This keeps happening and people keep protesting, so why has nothing changed? It is not enough to ask for change, activists must define the policy changes they want. It is not enough to ask for “less racism” or “less brutality”, because these are ambiguous terms that existing police institutions can simply ignore. Activists must identify specific policy and systemic changes, then hold officeholders accountable for failing to implement them. Specifically, (1) police recruiting and hiring procedures must change to weed out recruits prone to violence or racism; and (2) the system in place to hold officers accountable for breaches in policies must be reformed. Most importantly, there must be one cohesive plan accepted and proposed by candidates in every major city election so that the public is continuously educated on the same plan. If different plans are proposed, the public is not sufficiently saturated on its details, and is less likely to hold officeholders accountable for failing to implement it.
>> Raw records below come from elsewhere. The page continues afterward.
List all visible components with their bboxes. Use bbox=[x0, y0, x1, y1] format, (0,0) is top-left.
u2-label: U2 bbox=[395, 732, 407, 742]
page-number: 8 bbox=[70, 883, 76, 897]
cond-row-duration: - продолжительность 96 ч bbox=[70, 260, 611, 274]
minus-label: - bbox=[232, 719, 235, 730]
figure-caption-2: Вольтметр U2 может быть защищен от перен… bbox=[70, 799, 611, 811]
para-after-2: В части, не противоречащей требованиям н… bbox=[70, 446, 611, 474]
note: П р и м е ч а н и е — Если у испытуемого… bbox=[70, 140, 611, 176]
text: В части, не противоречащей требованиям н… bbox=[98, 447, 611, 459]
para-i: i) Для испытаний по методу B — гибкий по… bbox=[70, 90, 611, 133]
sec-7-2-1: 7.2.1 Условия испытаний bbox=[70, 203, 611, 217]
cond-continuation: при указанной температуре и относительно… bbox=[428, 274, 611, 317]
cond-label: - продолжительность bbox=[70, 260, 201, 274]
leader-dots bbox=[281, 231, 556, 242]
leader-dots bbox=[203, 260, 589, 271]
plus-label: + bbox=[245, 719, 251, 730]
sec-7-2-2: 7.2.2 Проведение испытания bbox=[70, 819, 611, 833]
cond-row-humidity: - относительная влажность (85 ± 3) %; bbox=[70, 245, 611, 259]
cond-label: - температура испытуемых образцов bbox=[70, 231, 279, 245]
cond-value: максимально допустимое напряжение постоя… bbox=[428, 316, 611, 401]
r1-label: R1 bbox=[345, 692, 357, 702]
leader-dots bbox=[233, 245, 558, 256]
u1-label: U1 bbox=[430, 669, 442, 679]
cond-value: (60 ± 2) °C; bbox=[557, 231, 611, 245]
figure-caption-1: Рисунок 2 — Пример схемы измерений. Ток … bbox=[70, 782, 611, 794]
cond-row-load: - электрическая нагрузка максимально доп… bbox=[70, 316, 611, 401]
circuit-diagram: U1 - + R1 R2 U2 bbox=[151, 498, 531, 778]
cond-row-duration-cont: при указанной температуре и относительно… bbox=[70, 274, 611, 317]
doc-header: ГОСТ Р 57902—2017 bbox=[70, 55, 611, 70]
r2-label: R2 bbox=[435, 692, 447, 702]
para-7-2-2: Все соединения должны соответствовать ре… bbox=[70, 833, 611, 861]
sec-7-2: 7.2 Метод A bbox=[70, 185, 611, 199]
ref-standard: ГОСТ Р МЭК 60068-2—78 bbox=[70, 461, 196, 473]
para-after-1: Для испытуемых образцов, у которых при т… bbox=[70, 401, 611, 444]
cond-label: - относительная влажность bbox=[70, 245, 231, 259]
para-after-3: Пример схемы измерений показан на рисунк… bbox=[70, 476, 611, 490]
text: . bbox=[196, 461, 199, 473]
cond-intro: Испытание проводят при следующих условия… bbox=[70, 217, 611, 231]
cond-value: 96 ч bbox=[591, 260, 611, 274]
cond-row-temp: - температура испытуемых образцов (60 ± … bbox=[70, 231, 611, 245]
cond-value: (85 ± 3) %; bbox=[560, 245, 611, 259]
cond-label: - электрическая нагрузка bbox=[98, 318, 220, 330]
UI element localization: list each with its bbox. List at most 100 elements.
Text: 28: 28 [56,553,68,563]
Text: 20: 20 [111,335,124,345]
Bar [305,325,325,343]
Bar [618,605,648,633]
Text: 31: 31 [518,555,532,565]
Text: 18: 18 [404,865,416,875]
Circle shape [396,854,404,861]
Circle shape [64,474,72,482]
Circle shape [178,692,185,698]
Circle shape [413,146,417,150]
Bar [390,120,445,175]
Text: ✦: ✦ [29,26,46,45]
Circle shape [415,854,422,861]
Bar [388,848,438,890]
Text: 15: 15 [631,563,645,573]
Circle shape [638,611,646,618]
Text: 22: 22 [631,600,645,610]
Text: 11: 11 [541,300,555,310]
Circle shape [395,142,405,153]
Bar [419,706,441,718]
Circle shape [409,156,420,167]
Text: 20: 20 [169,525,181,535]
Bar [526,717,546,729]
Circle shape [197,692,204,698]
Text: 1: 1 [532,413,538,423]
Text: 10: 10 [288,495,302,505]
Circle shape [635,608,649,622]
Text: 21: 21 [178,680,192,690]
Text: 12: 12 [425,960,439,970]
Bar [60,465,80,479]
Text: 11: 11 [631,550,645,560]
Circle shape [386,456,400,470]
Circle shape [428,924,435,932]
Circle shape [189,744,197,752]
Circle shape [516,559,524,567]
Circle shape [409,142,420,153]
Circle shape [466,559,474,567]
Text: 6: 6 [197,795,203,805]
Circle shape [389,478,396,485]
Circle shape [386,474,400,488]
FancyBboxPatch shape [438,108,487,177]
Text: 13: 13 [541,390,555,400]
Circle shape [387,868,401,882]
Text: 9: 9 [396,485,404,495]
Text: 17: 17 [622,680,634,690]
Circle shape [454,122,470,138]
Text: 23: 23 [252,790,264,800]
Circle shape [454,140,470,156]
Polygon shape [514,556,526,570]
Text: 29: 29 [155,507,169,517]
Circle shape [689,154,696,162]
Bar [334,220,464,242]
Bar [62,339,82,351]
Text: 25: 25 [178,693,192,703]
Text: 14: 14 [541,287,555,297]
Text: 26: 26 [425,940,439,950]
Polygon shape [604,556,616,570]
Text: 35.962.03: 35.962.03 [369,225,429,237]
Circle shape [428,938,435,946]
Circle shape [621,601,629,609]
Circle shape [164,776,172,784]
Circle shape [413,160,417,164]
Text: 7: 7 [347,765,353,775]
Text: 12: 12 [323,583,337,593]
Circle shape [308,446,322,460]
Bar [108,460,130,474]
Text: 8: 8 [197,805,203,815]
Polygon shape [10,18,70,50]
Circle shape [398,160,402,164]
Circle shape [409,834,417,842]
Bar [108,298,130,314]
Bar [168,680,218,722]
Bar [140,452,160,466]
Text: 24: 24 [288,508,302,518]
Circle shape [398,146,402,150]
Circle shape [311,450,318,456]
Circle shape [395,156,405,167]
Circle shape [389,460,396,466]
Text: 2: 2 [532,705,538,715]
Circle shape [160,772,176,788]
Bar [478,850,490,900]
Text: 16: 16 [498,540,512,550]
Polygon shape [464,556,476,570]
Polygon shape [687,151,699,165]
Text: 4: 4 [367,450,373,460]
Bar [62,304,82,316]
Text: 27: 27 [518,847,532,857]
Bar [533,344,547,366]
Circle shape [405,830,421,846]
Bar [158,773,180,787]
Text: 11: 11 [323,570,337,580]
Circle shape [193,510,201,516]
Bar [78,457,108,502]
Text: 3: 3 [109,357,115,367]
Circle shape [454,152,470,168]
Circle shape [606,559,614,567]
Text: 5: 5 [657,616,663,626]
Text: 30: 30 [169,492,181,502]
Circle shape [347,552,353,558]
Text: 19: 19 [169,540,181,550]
The easiest way to clear police forces of racism and over-aggression is to not hire it in the first place. The application process should include questions regarding prior involvement in race-based organizations, specifically white supremacy groups. If possible, psychological testing should be involved (even in written test form) to identify recruits that are prone to over-aggression and racism. These can test for their decision-making in stressful situations, impulse control, reliance on race in decision making, proclivity to violence, tendency to ignore protocol and other relevant factors.
Developing these tests will require involvement from academic institutions and federal funding, since city budgets will not have room. They will also require continued testing and revisions in order to sharpen their scope and ensure that qualified candidates are not excluded. Accordingly, activists will need to expose city official candidates and federal legislative candidates that fail to agree to these policy changes during their campaign.
The officer in Floyd’s murder was given eighteen reprimands prior to this incident, with no real consequences. Eighteen. This is common in most cities because officer sanctioning is performed by those within the police system. Police officer unions often advocate on behalf of the sanctioned officer in order to minimize the punishment. This allows officers to stray outside of protocol and use banned tactics with no real threat of permanent recourse.
Officer bodycameras must be made mandatory. Additionally, the review process must involve a citizen review board, separate and apart from the police system. Violations of protocols including the use of racial profiling and the use of banned tactics (like the knee-on-neck that killed Floyd) should be accompanied by minimum “sentences”, including demotion, and pay decreases. A subjective system must be put in place such that a certain number of violations results in termination. These must be hardline rules, to eliminate the subjectivity involved in assigning penalties to these violations.
Officers who have been sanctioned should be encouraged to seek psychological and emotional counseling. The system should not just be a means of punishment, but also a means to identify and quantify the officers that require counseling so that retention does not immediately crater.
None of this can happen without the involvement of the police officer’s union. You are instituting changes that threaten their very livelihood, and resistance will be natural. The message from the activists must accommodate those officers who agree with reform in order to obtain acquiescence from the union. First, we cannot go on stating that “all officers” are bad. This message forces even officers that agree with reform to take a position against you, since your very message implicates their character. The message should always begin with a statement that “the majority of officers are good, but the few that are not endanger the community as well as the good officers. Protecting bad cops endangers good cops when the community no longer trusts authority.”
Additional pressure can be placed on the unions during votes regarding pension funding and salary budgeting. Votes on raises and pensions must be continent upon agreement from the officer’s union of these changes. Activists can track candidates for mayor, city counsel and police positions (if it is an elected position), to verify their agreement to these plans.
These will not cure the world’s ills. There will still be racism, but these policies will achieve the most “bang for the buck” in terms of screening out dangerous candidates, and motivating existing police forces to reshape and adhere to their policies. Joe Biden proposed federal legislation regarding officer reviews. Though commendable, those will be difficult to pass on a nationwide scale and will likely take some time. However, city centers usually contain a diverse population and routinely elect democratic mayoral and counsel candidates that are already accepting of these types of changes. Accordingly, focus on these elections will yield more immediate results. The nation is outraged and wants change, but we must define the exact changes we want or risk losing this opportunity to move forward.